Let $f: X \rightarrow Y$ be a flat morphism of finite $K$-schemes for some field $K$. Let $V\subset X$ be an irreducible component of $X$. I want to know that $W=\overline{f(V)}\subset Y$ is an irreducible component of $Y$, and here's how I think it can be proven. $W$ should be irreducible for topological reasons, so we need only show maximality.
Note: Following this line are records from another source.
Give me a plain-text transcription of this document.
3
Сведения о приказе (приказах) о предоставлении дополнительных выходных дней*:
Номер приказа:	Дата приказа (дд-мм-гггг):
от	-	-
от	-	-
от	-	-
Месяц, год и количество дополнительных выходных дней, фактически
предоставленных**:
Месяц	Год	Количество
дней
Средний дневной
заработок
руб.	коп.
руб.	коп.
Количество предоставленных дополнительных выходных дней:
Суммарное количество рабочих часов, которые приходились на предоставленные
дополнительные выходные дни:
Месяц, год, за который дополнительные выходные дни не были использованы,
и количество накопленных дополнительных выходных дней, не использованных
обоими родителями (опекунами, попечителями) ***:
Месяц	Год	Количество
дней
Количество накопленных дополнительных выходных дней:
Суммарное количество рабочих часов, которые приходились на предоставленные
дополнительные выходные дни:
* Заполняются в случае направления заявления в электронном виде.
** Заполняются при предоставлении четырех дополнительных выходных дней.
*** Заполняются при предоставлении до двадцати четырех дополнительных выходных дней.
Since $V\subset X$ is an irreducible component, we know that locally it corresponds to a prime ideal sheaf which is a minimal prime, so that $\mathcal{O}_{V,X} = A$ is an Artinian local $K$-algebra. Further, since $f$ is flat, the map $f: \mathcal{O}_{W,Y}=B \rightarrow A$ is a flat local homomorphism of local $K$-algebras, and consequently the induced map $\phi: \operatorname{Spec}A \rightarrow \operatorname{Spec} B$ is surjective. Consequently, as $\operatorname{Spec} A$ is a singleton, $\operatorname{Spec}B$ is also a singleton and so B is Artinian. Since $B$ is the local ring of a closed irreducible subscheme, this should imply that $W$ is a maximal irredicuble subscheme and is hence an irreducible component.
Does this argument work? How can I make more rigorous the idea that $W$ should be maximal?
Edit: @Roland has provided a nice geometric proof of this fact in the comments but I would prefer to know if this works, or if not, a working algebraic proof of the statement.